Surrounded by those who had supported me from the first dramatic announcement of my pregnancy, I gave birth to a beautiful baby girl. I was nineteen years old. I was now a mother.
Her tiny lips, her tiny hands, and her piercing eyes reached to the center of everything maternal inside of me. She was a piece of me, and I a piece of her. For the first time in my life, I knew why my friends held their dolls and kissed their foreheads. Not a moment was wasted while she was in my care. I sang lullabies to her, I kissed her forehead, I wrote her poetry and I begged her to remember me. She was my little butterfly.
When you were young, I’m sure you didn’t dream about becoming a birth mother.
You didn’t think that someday you would give birth to a perfect little girl, love on her, kiss her, and four days later sign away all of your parental rights.
When you were nineteen years old, did you yearn to make a decision that would pave a path you would never be able to get off of?
I didn’t either.
In fact, seventeen and a half years later, I still wake up in the middle of the night and wonder how I ever had the strength to say goodbye. How did I allow my little butterfly to fly so far away? I also find myself waking up with gratitude in my heart for an experience that shaped me into the mother I am today.
Becoming a birth mother ignited the ability for me to love more fully.
Now, as a mother of two teenagers and an adorable 7-year-old, I know that every day is a gift with them. They are aware of my little butterfly and where she lives, why I made the decision I did, and how someday we may be blessed to all be together again.

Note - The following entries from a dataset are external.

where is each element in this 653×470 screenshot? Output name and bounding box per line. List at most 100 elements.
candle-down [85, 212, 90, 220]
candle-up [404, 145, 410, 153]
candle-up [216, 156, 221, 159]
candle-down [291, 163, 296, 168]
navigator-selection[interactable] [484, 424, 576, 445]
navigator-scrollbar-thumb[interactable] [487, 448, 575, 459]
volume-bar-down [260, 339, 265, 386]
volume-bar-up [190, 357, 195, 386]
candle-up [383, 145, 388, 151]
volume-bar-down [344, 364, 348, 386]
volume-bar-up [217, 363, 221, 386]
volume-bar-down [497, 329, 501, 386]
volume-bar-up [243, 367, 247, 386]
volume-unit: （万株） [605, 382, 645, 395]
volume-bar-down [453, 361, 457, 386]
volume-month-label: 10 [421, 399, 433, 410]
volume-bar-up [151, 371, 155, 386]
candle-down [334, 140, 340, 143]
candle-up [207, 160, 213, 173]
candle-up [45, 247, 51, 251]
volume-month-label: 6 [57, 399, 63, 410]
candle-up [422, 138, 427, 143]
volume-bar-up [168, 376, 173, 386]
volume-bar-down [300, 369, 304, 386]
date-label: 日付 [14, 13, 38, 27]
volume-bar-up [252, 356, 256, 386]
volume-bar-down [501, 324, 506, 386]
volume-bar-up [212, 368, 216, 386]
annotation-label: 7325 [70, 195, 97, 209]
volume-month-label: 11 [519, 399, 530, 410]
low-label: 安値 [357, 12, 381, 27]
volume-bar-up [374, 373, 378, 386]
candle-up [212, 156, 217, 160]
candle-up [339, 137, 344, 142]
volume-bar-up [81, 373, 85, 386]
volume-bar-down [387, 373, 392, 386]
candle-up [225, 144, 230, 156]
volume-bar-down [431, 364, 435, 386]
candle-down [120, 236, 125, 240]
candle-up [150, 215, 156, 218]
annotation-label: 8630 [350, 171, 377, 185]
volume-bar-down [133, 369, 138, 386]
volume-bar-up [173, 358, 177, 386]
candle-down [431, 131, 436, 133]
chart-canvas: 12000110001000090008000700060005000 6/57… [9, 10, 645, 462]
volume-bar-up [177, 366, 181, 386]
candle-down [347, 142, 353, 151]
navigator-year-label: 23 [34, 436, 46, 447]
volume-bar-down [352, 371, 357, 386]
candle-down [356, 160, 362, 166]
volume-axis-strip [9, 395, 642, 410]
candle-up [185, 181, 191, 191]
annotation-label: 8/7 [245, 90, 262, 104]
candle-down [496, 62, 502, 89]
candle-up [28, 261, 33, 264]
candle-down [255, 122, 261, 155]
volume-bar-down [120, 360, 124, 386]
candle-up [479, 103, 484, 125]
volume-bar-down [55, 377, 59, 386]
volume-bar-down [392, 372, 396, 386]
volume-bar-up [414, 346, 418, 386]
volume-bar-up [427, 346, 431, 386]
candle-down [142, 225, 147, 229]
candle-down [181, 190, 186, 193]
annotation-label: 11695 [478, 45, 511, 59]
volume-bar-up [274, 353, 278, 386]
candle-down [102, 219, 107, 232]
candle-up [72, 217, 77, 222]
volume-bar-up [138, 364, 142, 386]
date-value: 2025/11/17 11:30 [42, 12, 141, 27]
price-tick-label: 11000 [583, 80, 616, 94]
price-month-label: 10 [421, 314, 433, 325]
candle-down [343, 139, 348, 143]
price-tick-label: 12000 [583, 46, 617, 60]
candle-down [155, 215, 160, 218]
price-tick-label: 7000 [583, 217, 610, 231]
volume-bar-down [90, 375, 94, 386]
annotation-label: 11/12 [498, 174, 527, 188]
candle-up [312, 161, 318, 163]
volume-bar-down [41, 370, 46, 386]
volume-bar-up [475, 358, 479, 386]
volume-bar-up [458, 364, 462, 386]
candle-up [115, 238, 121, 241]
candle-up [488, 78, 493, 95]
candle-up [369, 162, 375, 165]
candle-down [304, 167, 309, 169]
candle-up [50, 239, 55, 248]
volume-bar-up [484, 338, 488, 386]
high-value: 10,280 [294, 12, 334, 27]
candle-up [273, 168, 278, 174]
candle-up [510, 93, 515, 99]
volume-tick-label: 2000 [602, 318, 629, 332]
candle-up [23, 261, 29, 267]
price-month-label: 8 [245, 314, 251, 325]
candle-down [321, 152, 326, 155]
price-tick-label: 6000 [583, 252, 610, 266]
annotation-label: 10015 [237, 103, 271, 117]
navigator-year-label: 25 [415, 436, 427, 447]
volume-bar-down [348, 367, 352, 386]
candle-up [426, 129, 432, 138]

Adoption has taught me that a mother’s love holds no boundaries.
No, I didn’t envision myself as a mother or even more so a birth mother, but such a title holds responsibility in me that I now announce with pride and gratitude.
Growing up in Utah County, unwed pregnancy by age 19, Gina always found herself outside of the Utah cultural box. Shortly after placing her baby girl for adoption in the fall of 2000, she started her own non-profit organization, Birth Mother Baskets. Her goal was to provide hope, support, and courage for birth mothers, post placement.
After fourteen years of running Birth Mother Baskets and being an adoption advocate, Gina stepped away to pursue a corporate job as a Creative Arts Manager.
A severe concussion in 2016 led Gina back to rediscover her true passion for writing. She left the comforts of the corporate paycheck and is now writing a memoir.
Gina still lives in that cultural bubble of Utah County with her husband and three children. She enjoys changing people’s perception of birth mothers and their place in adoption.